Ежегодный пир Погребального братства - Энар Матиас
— Поразительно, — добавил Макс, — вот ФПСХ (Федерация профсоюзов сельского хозяйства) может запросто жечь покрышки от тракторов и устраивать костры на перекрестках! И даже забрасывать префектуру дерьмом! Им все сходит с рук.
— И правда, им все можно, — добавила Люси.
— Просто министерство сельского хозяйства и министерство экологии — две отдельные структуры, у них и цели разные, и действуют они каждое по-своему.
— Ну, друзья, не будем портить вечер разговорами о всяких дураках.

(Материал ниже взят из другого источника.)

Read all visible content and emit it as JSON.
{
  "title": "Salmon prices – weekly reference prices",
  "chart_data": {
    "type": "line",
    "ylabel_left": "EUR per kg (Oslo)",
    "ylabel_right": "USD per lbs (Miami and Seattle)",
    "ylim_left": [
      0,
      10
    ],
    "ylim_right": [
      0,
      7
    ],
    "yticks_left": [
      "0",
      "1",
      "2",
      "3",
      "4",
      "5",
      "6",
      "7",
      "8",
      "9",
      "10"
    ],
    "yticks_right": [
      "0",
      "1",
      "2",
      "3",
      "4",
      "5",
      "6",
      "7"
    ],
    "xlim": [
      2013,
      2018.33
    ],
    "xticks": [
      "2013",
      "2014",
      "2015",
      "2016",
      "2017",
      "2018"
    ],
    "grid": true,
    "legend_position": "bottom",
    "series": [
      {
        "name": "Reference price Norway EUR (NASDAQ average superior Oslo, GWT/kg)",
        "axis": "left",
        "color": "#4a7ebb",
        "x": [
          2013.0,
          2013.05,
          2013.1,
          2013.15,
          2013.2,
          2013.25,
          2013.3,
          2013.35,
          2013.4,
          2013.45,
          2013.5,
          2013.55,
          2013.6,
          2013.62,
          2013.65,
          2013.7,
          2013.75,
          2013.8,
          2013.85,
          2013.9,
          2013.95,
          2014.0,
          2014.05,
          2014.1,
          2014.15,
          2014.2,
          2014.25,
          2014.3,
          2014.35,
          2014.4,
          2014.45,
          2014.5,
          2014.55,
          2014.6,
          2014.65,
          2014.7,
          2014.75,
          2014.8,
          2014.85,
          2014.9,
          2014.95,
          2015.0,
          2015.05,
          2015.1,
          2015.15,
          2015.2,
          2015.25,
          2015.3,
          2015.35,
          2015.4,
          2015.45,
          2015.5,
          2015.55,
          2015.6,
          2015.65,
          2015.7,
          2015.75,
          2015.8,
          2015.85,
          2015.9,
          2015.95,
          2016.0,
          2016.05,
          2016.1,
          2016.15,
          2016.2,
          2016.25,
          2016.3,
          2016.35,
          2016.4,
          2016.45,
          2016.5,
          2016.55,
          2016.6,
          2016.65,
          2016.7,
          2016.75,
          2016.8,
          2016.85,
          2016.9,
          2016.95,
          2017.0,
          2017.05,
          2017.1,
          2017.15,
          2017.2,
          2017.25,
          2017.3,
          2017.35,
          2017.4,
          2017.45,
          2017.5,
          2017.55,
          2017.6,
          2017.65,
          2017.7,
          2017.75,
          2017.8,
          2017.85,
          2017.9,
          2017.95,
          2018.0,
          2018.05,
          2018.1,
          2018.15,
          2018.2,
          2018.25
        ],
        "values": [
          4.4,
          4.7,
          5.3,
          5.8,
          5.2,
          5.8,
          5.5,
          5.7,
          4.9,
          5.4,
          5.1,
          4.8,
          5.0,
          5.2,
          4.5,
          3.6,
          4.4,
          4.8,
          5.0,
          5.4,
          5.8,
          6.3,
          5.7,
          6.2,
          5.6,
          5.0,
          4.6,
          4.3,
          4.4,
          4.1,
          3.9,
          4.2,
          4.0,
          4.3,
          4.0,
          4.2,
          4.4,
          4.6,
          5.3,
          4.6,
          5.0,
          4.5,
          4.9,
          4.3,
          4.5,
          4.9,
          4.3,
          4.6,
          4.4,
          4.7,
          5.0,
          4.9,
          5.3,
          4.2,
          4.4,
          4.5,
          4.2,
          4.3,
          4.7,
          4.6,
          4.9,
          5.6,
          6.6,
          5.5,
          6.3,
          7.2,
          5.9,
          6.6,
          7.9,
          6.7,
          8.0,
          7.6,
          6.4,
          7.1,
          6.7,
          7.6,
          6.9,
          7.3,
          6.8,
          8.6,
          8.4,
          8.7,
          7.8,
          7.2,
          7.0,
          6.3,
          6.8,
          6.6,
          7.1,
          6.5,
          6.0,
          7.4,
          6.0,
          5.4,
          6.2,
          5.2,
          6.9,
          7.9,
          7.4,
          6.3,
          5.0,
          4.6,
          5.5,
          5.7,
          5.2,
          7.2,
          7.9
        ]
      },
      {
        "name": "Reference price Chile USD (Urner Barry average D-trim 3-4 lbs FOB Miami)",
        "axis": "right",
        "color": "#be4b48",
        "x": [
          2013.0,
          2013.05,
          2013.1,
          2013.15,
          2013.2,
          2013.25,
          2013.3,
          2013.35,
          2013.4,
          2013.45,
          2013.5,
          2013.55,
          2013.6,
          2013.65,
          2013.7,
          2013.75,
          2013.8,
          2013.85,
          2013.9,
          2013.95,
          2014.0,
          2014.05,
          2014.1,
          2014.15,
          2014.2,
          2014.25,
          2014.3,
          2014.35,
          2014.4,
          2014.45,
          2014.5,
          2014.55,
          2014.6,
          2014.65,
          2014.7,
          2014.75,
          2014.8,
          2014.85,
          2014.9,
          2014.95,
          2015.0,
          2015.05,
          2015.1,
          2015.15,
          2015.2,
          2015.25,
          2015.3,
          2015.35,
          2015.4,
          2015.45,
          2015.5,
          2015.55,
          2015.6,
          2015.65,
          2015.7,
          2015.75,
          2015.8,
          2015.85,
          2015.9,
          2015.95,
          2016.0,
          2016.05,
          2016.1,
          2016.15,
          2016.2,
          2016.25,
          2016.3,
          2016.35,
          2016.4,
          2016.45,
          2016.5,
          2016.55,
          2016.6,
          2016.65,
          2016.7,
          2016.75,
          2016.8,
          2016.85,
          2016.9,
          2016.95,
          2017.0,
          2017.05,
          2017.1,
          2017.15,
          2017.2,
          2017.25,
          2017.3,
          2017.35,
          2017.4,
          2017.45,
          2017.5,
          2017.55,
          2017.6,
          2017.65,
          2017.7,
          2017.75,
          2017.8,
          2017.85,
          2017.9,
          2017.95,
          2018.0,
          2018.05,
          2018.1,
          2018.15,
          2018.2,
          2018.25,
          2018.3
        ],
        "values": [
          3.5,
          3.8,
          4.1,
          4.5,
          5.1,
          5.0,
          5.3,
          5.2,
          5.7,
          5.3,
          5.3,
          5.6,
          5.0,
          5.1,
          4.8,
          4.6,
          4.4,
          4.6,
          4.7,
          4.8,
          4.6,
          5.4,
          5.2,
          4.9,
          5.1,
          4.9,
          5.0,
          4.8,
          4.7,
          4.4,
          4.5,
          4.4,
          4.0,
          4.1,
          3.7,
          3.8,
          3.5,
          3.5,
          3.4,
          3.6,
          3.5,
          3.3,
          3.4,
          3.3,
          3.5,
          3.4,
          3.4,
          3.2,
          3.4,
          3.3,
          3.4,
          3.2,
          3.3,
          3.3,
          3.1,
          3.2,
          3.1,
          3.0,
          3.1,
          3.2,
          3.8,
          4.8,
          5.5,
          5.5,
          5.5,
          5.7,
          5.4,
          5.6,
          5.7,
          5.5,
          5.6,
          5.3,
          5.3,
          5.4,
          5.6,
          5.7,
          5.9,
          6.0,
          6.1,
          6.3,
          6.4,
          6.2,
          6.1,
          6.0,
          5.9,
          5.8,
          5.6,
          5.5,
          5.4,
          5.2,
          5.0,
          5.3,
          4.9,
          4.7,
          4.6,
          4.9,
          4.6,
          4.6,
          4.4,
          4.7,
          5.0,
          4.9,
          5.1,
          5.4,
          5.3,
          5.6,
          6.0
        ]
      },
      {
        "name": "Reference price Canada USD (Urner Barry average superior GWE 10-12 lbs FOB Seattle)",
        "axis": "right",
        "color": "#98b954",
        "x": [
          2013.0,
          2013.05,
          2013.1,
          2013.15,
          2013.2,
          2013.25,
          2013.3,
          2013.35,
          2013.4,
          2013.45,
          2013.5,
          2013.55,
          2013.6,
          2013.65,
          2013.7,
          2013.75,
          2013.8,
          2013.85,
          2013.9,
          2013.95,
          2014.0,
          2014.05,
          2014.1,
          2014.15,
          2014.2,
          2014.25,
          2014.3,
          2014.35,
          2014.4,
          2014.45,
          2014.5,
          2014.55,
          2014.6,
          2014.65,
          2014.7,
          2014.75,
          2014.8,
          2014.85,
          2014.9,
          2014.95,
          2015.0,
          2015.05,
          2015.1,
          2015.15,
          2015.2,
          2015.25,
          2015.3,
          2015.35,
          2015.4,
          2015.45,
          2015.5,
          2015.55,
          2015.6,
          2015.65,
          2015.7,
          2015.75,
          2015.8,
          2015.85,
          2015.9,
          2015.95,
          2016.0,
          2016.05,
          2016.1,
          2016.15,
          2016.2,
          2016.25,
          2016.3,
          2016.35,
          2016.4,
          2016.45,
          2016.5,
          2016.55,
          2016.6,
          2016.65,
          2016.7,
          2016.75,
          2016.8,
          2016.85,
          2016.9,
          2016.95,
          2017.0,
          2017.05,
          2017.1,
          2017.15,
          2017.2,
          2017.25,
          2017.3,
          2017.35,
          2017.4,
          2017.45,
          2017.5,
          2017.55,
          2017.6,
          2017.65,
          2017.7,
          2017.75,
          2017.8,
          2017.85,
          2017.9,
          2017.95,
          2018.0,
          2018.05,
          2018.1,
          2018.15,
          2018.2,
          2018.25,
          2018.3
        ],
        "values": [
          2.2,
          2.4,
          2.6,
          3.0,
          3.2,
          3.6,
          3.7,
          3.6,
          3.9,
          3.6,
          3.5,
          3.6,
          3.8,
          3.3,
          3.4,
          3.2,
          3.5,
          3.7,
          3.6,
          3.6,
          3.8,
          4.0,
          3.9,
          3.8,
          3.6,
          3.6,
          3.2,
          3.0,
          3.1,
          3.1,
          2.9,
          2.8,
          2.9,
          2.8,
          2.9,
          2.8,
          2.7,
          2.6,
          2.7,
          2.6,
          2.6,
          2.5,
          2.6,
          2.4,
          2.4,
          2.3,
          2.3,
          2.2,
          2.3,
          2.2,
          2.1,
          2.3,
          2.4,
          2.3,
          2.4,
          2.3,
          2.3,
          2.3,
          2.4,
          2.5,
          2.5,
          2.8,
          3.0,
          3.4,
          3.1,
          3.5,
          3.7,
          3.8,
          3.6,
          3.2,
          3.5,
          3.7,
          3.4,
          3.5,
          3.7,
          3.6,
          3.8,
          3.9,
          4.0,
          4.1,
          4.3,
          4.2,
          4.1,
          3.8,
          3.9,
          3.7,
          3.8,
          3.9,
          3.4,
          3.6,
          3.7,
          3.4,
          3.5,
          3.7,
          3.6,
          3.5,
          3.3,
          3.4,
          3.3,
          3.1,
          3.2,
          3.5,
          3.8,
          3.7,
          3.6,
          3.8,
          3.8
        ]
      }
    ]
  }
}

Люси после этого тихо загрустила, а Макс внезапно страшно воодушевился.
— Предлагаю послушать немного военной музыки. Давид, поставь-ка ты нам «Прощание императорского конногвардейского стрелкового полка с храбрыми польскими уланами», — так сказать, на десерт. И подавай водку.
Воинственно загремели литавры, и Макс вдруг заголосил:
Знает всяк француз отважный,
Не предаст его улан!
Славу обретет однажды
Польский доблестный улан!
Мы переглянулись — с чего вдруг уланы? «А ни с чего», — ответил Максимилиан, просто у него от наполеоновских песен душа поет. «Может, его и назвали Максимилианом в честь Робеспьера?» — спросил я. Он еще пуще развеселился: «Сам-то как думаешь? Иначе зачем мне тут торчать, в самом сердце мятежной Вандеи? Шуанов добиваю!»
Его фанфаронство и закидоны в конце концов рассмешили даже Люси.
Отличный вышел вечер, засиделись чуть не до утра.
Макс ушел первым, а Люси… в общем, и не ушла.
Вышло все как-то само собой, как трава растет — никто не замечает, а она раз — и выросла.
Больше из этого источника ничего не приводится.